Eskom has cut the electricity supply of two local municipalities that collectively owe U.S.$181 million, causing devastation for municipalities at the forefront of employment and economic activity, writes Ray Mahlaka for the Daily Maverick.

Was Eskom justified in disconnecting power to local municipalities that owe it billions of rands in unpaid electricity bills and, in the process, causing harm to households and businesses that are not at fault and are being thrown into darkness? And can Eskom unilaterally reduce power supply to municipalities in arrears or refuse them more electricity despite both parties being bound by long-standing electricity supply agreements?

These are questions that were before the Constitutional Court on as Eskom sought to overturn an earlier court's ruling that forced it to fully restore electricity to two municipalities that collectively owe it U.S.$181 million. The heavily indebted municipalities are the Ngwathe Municipality in the Free State province - owing Eskom U.S.$84 million and the Lekwa Municipality in Mpumalanga - owing U.S.$97 million.

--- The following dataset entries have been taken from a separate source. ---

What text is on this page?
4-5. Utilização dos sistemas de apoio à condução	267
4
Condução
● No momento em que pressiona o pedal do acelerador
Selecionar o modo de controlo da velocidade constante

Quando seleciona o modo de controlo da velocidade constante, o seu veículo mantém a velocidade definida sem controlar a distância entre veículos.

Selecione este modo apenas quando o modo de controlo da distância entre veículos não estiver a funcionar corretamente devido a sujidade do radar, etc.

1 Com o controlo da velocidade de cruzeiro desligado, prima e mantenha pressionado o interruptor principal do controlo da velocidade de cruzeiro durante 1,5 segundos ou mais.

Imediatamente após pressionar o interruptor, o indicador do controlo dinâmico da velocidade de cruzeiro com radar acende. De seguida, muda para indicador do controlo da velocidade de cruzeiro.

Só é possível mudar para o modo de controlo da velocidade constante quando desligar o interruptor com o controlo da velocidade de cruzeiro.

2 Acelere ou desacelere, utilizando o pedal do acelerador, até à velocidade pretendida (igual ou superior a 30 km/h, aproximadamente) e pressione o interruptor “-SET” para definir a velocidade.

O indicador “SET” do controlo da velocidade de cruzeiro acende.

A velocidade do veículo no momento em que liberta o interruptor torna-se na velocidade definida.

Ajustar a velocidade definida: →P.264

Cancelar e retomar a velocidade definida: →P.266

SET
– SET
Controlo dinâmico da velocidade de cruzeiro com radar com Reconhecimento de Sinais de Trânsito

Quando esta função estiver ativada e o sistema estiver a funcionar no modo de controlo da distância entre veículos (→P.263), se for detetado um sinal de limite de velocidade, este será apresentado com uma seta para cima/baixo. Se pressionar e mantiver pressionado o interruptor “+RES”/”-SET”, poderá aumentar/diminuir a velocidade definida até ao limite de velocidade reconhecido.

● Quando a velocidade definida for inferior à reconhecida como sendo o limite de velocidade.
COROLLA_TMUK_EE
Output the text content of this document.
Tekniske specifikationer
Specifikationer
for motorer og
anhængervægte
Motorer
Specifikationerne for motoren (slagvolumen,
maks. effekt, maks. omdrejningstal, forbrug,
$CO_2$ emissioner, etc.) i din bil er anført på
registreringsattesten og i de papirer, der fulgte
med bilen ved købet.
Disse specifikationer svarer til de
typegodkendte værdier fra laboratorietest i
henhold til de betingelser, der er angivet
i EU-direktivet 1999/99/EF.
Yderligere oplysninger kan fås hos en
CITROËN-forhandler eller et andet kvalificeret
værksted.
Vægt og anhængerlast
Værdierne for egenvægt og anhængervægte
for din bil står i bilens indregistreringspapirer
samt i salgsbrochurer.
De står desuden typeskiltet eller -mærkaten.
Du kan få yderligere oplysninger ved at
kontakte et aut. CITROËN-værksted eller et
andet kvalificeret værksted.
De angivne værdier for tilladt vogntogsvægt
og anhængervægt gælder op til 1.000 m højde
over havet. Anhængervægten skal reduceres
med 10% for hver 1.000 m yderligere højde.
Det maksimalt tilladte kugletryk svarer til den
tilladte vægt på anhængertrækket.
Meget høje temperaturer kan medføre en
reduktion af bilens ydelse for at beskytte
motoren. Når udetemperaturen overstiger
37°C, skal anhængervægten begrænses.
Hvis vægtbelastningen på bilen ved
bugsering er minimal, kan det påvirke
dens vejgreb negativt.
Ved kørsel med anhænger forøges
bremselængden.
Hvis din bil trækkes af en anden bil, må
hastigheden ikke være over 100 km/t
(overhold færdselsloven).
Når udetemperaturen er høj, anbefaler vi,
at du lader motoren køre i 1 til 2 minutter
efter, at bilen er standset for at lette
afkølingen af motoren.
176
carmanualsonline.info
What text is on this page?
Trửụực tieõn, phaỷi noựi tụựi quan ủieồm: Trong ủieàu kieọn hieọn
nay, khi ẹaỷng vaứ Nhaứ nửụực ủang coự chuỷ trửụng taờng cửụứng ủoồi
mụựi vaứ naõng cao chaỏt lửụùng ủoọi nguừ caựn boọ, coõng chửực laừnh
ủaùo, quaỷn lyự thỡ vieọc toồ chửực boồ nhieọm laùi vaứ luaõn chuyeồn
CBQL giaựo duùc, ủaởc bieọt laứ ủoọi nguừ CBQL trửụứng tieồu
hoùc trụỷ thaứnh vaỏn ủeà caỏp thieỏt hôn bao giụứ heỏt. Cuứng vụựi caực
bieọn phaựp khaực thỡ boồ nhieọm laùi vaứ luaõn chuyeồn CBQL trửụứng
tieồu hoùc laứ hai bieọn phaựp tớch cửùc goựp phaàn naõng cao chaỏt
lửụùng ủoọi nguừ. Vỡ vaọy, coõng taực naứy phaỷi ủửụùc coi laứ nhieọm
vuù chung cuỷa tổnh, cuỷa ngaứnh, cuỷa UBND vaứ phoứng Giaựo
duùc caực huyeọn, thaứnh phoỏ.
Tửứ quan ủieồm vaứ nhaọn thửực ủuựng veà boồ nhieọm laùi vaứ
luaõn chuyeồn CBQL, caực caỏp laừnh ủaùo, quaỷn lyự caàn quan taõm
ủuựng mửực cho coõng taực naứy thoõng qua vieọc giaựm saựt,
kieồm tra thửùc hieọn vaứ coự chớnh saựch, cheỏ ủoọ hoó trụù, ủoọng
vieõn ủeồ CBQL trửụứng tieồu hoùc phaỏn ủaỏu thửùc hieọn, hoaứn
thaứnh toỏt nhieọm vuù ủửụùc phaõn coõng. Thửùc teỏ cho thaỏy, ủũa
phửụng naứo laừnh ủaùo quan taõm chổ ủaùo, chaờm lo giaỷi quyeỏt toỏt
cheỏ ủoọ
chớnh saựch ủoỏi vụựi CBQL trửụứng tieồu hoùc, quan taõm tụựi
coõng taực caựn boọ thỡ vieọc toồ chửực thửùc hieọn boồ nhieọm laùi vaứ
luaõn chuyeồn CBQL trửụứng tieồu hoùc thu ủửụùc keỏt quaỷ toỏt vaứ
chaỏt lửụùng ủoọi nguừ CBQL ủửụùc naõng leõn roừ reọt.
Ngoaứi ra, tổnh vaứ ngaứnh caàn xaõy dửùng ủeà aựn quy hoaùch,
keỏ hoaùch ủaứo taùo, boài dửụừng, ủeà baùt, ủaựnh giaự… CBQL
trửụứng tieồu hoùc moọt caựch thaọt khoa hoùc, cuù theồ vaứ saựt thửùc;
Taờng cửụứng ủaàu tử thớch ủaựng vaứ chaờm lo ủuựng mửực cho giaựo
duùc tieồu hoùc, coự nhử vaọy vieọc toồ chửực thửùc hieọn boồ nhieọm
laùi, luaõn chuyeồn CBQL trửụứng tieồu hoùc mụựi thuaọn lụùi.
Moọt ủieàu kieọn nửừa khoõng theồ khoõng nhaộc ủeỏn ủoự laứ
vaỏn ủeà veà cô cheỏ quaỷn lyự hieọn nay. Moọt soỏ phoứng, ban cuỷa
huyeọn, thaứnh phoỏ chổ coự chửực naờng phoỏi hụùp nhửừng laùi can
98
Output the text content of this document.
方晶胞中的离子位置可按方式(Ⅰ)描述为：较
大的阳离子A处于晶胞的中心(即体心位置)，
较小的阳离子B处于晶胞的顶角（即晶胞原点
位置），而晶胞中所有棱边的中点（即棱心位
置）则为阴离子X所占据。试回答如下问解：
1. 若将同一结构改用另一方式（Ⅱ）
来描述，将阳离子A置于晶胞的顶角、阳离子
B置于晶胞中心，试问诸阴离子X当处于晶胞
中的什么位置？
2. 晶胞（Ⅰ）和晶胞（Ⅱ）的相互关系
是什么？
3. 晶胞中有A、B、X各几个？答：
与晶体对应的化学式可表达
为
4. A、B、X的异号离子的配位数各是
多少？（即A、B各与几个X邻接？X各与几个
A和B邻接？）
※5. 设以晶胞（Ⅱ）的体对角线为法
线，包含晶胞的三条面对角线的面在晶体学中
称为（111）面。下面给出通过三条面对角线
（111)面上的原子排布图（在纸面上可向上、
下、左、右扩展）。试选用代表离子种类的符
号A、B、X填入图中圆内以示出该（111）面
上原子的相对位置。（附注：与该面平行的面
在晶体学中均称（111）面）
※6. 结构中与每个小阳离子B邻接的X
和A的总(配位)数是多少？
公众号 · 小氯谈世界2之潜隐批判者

The case at the highest court in the country will be a litmus test for Eskom's ability to recover unpaid debt from municipalities, which stood at U.S.$2.6 billion by the end of September 2021. Without collecting debt from municipalities - which forms a crucial part of its revenue - Eskom cannot service its smothering debt load of more than U.S.$23 billion, and the power utility will be pushed to ask the government for more bailouts.

Load-shedding continues to affect the nation and the power utility expects between 37 and 101 days of scheduled power cuts during the winter season, according to the head of transmission at Eskom, Segomoco Scheppers.


Eskom's national control centre (file photo).